Скинув со спины значительно отяжелевший рюкзак, я присаживаюсь на корточки рядом с телом подруги. Собрав её солнечные, перепачканные грязью и кровью волосы, парой движений переплетаю их в не тугой жгут, не в силах смотреть на то, какими безжизненными прядями они вьются вокруг её некогда красивого и улыбчивого лица.
То, что нам предстоит... неприятно. Трагично и даже жутко. Собрать Хоуп, завернуть её труп в мешок. Донести до машины, застрявшей перед непреодолимым препятствием. И затем доставить в Александрию для того, чтобы похоронить в стенах Безопасной зоны.
"Похоронить в стенах Безопасной зоны" - звучит больно и иронично.

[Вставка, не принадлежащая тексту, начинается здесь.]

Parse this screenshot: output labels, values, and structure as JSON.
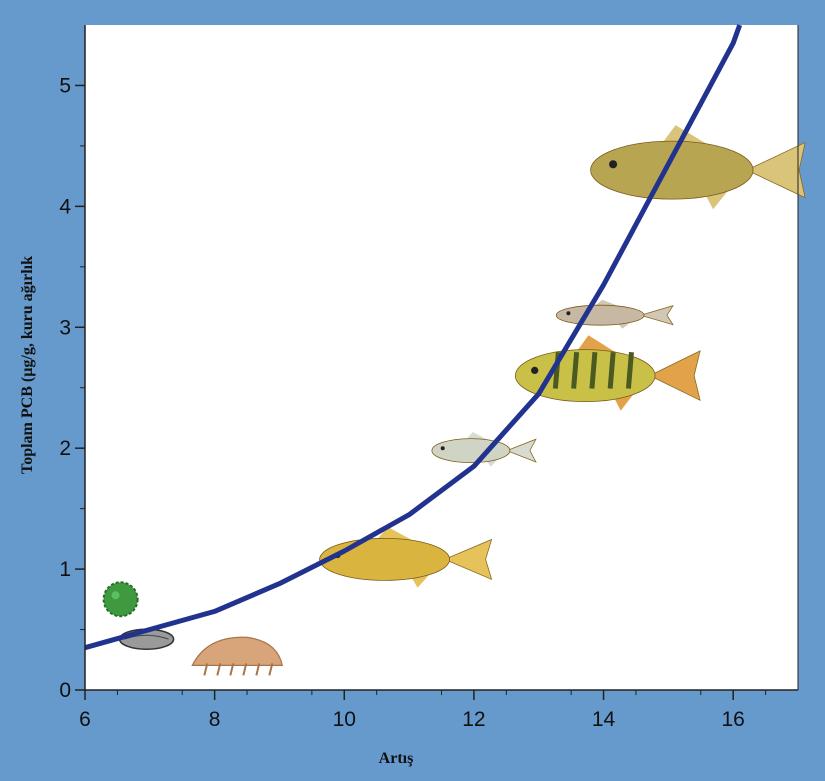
{
  "colors": {
    "background": "#6699cc",
    "plot_area": "#ffffff",
    "curve": "#22338f",
    "axis": "#222222"
  },
  "chart_data": {
    "type": "line",
    "title": "",
    "xlabel": "Artış",
    "ylabel": "Toplam PCB (µg/g, kuru ağırlık",
    "xlim": [
      6,
      17
    ],
    "ylim": [
      0,
      5.5
    ],
    "xticks": [
      6,
      8,
      10,
      12,
      14,
      16
    ],
    "yticks": [
      0,
      1,
      2,
      3,
      4,
      5
    ],
    "grid": false,
    "legend": "none",
    "series": [
      {
        "x": [
          6,
          7,
          8,
          9,
          10,
          11,
          12,
          13,
          14,
          15,
          16,
          16.1
        ],
        "y": [
          0.35,
          0.5,
          0.65,
          0.88,
          1.15,
          1.45,
          1.85,
          2.45,
          3.35,
          4.35,
          5.35,
          5.5
        ]
      }
    ],
    "organisms": [
      {
        "name": "phytoplankton-icon",
        "x": 6.55,
        "y": 0.75
      },
      {
        "name": "mussel-icon",
        "x": 6.95,
        "y": 0.42
      },
      {
        "name": "amphipod-icon",
        "x": 8.35,
        "y": 0.27
      },
      {
        "name": "sculpin-fish-icon",
        "x": 10.7,
        "y": 1.08
      },
      {
        "name": "alewife-fish-icon",
        "x": 12.0,
        "y": 1.98
      },
      {
        "name": "perch-fish-icon",
        "x": 13.8,
        "y": 2.6
      },
      {
        "name": "smelt-fish-icon",
        "x": 14.0,
        "y": 3.1
      },
      {
        "name": "walleye-fish-icon",
        "x": 15.15,
        "y": 4.3
      }
    ]
  }
}
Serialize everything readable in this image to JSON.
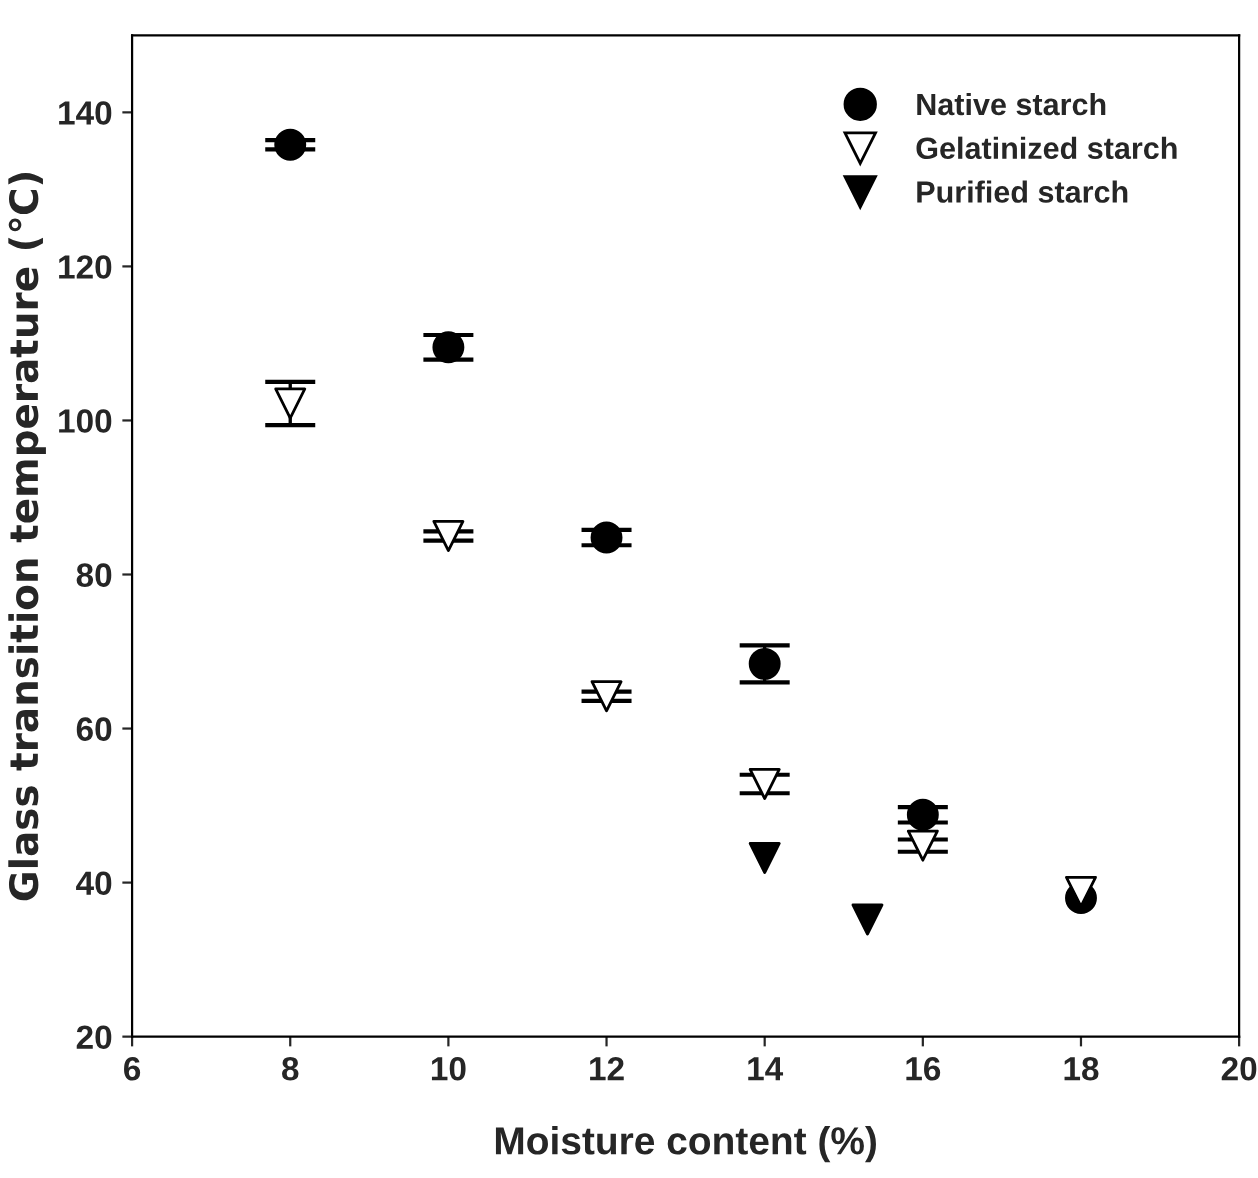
{
  "chart_data": {
    "type": "scatter",
    "xlabel": "Moisture content (%)",
    "ylabel": "Glass transition temperature (℃)",
    "xlim": [
      6,
      20
    ],
    "xticks": [
      6,
      8,
      10,
      12,
      14,
      16,
      18,
      20
    ],
    "ylim": [
      20,
      150
    ],
    "yticks": [
      20,
      40,
      60,
      80,
      100,
      120,
      140
    ],
    "legend": "top right",
    "grid": false,
    "series": [
      {
        "name": "Native starch",
        "marker": "circle",
        "color": "#000000",
        "x": [
          8,
          10,
          12,
          14,
          16,
          18
        ],
        "values": [
          135.8,
          109.5,
          84.8,
          68.4,
          48.8,
          38
        ],
        "errors": [
          0.6,
          1.6,
          1.0,
          2.4,
          1.0,
          null
        ]
      },
      {
        "name": "Gelatinized starch",
        "marker": "triangle",
        "color": "#ffffff",
        "x": [
          8,
          10,
          12,
          14,
          16,
          18
        ],
        "values": [
          102.2,
          85,
          64.2,
          52.8,
          44.8,
          38.8
        ],
        "errors": [
          2.8,
          0.6,
          0.6,
          1.2,
          0.8,
          null
        ]
      },
      {
        "name": "Purified starch",
        "marker": "triangle",
        "color": "#000000",
        "x": [
          14,
          15.3
        ],
        "values": [
          43.2,
          35.2
        ]
      }
    ]
  }
}
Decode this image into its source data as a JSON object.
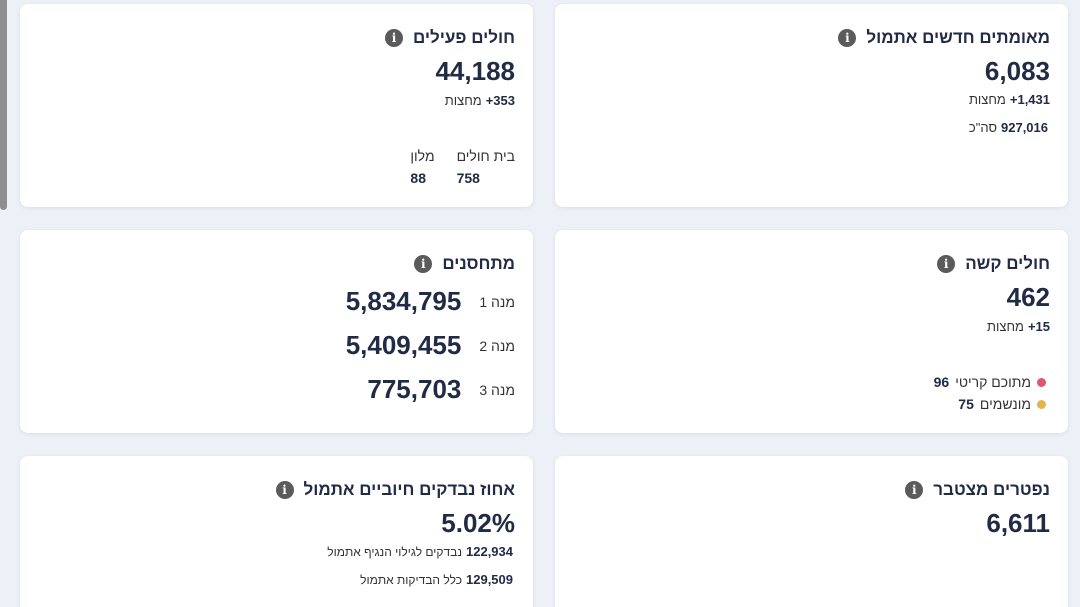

Именно в этот момент я окончательно убеждаюсь в том, что бога не существует. Потому что какой бы Бог допустил такое зверство с его творением - тем более, с творением таким прекрасным, добрым, светлым и чистым, как Хоуп Сингер?..
Но панихида по ней всё равно будет устроена в той самой церкви, где Хоуп проводила так много времени, утешая александрийцев и ведя ей одной доступные диалоги с её - не моим - Господом Богом.